Литературная независимость русскоязычных израильтян была провозглашена Михаилом Генделевым в 1986 году в эссе-манифесте под названием «Литературный пасьянс русского Израиля»[3]. Он рассортировал литераторов по мастям, назначив червами представителей «сион-реализма», приверженных советскому эстетическому канону; трефами (с намеком на христианство) – типичных русских эмигрантов; бубнами – себя и своих единомышленников, создающих новую литературу; наконец, пиками – единичных авторов, отрешенных от всего земного, из которых назвал по имени только Илью Бокштейна. При этом он отметил свойство по крайней мере трех мастей из четырех – треф, бубён и пик – превращаться друг в друга. Десять лет спустя, вспоминая свой «пасьянс» в одном из интервью, Генделев скажет, что обозначил пиками авангард[4], очевидно, уже не подразумевая Бокштейна, во всяком случае – не в первую очередь. (В первую, разумеется, Михаила Гробмана.)
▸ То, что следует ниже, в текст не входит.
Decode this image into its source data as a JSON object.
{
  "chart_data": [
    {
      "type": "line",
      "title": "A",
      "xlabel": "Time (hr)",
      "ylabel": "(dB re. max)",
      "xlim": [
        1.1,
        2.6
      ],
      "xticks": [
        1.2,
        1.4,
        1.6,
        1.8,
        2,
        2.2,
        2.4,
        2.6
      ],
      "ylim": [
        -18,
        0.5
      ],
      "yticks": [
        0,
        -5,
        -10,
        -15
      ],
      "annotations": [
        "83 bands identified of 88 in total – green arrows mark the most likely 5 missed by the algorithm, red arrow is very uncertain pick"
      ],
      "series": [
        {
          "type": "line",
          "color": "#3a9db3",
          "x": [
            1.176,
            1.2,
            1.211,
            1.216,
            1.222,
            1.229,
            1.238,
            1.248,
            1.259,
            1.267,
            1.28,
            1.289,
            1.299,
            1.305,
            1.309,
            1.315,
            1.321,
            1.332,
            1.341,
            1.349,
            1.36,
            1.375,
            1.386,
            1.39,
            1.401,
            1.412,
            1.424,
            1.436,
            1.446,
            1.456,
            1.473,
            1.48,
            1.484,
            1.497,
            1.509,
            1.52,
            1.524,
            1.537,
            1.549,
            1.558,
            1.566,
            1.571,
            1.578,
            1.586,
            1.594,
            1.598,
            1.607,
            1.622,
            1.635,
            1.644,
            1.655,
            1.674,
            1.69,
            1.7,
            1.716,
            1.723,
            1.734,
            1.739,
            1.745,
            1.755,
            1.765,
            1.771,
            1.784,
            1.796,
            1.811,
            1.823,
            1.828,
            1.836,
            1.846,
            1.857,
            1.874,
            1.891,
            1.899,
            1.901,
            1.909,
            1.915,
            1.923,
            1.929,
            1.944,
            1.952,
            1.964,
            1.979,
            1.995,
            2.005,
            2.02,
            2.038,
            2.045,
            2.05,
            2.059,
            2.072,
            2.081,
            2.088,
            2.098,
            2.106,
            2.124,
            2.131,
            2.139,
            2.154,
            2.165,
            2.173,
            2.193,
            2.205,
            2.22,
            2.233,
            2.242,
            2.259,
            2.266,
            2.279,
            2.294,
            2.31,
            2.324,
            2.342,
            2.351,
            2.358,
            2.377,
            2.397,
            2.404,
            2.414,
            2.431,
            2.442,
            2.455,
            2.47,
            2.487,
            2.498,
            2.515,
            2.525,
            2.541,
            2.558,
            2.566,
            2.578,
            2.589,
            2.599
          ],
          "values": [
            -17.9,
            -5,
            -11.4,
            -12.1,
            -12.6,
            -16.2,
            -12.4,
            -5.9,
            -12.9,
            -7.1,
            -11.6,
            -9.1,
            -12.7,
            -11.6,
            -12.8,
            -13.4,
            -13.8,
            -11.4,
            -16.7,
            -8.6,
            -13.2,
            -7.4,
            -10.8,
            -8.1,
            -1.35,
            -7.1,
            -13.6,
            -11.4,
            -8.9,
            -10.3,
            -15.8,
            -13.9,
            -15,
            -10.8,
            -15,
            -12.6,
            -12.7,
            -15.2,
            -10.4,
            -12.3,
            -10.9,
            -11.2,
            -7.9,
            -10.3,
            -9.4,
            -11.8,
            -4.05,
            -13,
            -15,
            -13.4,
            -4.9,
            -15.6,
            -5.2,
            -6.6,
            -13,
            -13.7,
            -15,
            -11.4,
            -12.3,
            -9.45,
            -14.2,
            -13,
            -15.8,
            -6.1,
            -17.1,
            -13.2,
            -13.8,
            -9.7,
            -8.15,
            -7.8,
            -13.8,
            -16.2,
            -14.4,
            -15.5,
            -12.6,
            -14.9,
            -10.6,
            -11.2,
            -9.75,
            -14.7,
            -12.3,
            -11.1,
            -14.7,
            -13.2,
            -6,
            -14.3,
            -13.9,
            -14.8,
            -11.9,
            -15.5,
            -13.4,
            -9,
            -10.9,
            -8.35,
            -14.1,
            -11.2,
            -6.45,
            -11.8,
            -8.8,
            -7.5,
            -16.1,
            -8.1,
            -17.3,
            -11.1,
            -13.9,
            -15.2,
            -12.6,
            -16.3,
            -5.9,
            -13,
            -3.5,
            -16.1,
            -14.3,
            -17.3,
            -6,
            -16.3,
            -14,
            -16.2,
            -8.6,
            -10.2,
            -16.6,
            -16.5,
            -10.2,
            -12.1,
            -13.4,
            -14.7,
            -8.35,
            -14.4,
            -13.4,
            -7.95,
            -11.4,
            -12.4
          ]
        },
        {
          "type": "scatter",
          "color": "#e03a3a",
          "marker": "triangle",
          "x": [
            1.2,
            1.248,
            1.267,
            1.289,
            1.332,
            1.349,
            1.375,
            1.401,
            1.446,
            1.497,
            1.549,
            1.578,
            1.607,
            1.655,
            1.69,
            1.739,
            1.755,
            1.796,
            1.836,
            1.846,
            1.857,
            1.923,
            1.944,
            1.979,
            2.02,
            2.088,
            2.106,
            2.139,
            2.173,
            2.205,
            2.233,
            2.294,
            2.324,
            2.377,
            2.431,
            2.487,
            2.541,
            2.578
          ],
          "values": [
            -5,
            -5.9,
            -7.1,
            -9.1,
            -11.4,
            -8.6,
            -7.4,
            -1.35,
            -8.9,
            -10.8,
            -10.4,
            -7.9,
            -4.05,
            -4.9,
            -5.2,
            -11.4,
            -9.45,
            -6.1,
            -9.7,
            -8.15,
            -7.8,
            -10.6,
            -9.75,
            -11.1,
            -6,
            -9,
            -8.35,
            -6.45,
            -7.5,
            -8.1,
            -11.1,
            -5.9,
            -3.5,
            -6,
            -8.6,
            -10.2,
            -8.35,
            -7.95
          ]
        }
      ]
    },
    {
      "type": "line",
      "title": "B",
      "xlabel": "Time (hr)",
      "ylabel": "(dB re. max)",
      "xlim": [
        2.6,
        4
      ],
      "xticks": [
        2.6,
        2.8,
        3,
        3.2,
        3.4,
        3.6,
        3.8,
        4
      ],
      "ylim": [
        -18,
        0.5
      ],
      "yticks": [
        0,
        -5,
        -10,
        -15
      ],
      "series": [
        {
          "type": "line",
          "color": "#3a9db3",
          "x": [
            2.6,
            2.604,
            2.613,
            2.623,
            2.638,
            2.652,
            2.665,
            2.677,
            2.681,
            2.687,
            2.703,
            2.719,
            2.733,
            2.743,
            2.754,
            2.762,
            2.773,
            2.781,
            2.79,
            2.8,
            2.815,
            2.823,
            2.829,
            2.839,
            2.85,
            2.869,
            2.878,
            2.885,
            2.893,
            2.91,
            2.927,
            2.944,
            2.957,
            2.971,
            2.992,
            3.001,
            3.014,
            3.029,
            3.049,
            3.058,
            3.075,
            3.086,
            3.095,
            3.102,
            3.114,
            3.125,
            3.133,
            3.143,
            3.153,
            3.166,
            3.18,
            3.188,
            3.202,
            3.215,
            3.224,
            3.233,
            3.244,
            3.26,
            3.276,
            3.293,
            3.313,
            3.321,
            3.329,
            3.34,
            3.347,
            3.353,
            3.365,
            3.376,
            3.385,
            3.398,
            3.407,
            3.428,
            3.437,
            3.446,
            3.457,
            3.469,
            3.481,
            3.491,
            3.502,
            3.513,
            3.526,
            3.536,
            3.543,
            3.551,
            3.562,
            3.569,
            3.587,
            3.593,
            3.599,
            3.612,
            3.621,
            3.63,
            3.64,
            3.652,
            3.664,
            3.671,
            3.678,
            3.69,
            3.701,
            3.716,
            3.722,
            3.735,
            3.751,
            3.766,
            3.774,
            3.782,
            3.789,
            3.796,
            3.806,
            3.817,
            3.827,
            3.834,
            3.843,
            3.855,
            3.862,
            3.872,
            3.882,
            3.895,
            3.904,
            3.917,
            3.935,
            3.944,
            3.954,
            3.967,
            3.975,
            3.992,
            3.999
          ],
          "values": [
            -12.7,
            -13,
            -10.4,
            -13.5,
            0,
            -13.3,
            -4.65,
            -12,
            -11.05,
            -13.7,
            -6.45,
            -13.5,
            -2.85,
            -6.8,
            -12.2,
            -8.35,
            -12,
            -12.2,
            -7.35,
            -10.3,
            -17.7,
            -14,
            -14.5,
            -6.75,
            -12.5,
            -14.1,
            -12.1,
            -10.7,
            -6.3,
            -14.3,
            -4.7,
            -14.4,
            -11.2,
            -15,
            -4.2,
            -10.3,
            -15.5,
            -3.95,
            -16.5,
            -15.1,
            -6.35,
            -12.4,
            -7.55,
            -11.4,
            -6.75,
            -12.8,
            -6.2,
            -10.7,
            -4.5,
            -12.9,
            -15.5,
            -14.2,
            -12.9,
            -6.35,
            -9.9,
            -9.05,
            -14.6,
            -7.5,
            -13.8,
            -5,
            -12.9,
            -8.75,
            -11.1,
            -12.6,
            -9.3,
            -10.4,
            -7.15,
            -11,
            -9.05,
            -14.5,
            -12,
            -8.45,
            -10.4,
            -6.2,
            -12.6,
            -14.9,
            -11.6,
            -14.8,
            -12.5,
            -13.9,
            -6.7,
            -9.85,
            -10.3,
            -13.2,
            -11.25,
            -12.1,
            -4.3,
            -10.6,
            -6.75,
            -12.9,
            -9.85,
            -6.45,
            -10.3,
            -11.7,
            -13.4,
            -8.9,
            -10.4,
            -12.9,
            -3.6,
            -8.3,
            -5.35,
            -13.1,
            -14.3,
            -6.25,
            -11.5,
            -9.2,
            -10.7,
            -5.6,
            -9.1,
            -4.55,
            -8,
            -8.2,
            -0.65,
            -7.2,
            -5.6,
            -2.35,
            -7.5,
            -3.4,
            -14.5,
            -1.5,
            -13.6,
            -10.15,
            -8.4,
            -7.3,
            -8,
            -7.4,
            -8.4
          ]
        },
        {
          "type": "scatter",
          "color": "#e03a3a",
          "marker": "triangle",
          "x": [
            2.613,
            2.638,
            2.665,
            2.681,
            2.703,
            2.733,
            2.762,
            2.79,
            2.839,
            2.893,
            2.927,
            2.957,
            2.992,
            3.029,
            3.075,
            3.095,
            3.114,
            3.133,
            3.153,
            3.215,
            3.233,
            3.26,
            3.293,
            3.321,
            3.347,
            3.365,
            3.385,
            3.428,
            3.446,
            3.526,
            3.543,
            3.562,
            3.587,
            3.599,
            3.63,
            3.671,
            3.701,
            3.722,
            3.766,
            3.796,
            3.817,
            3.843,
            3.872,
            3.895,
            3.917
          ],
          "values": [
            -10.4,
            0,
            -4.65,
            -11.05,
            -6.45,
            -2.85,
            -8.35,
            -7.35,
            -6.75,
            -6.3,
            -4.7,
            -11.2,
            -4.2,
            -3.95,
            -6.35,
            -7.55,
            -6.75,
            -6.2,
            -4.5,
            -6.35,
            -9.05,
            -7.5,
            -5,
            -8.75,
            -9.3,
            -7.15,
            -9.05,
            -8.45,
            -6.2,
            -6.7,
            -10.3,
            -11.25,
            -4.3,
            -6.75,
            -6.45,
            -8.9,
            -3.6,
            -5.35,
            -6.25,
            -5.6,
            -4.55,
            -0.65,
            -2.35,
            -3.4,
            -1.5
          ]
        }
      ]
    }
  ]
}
В своем эссе, если не считать «русского Израиля» в его названии, Генделев последовательно использует словосочетание «русскоязычная литература Израиля». В дальнейшем оно встречается и в его интервью, но только в порядке исключения, будучи вытеснено «израильской русскоязычной литературой». Возможно, смена терминологии объясняется тем, что библейски торжественная самоаттестация «русскоязычный поэт Израиля» звучала бы комично, в отличие от «израильского русскоязычного поэта» или, как Генделев еще нередко себя определял, «израильского поэта, пишущего по-русски». В одном интервью он окказионально прибегнул к еще одному варианту – «израильско-русская литература», который, впрочем, был наименее подходящим с точки зрения генделевского пуанта, поскольку целиком включал в себя словосочетание «русская литература».
Концепция израильской русскоязычной литературы демонстрировала отказ от участия в многостороннем противоборстве за статус истинной русской литературы между подцензурной советской, неподцензурной самиздатской и тамиздатской и, наконец, эмигрантской литературой. В этом отказе присутствовала и досада, вызванная пренебрежительным отношением к Израилю со стороны русско-эмигрантских культурных элит, и, по крайней мере в случае Генделева, реваншистский кивок в адрес вчерашней андеграундной тусовки, беспощадной к молодым дарованиям. Кроме того, амбициозная концепция израильской русскоязычной литературы выражала обиду своих создателей на ивритоязычную литературную среду, породнению с которой мешали многие факторы: языковой барьер, идеологическая пропасть, несовпадение ментальных кодов. В стремлении к независимости и признанию, как мне представляется, и заключалась главная предпосылка формирования этой концепции.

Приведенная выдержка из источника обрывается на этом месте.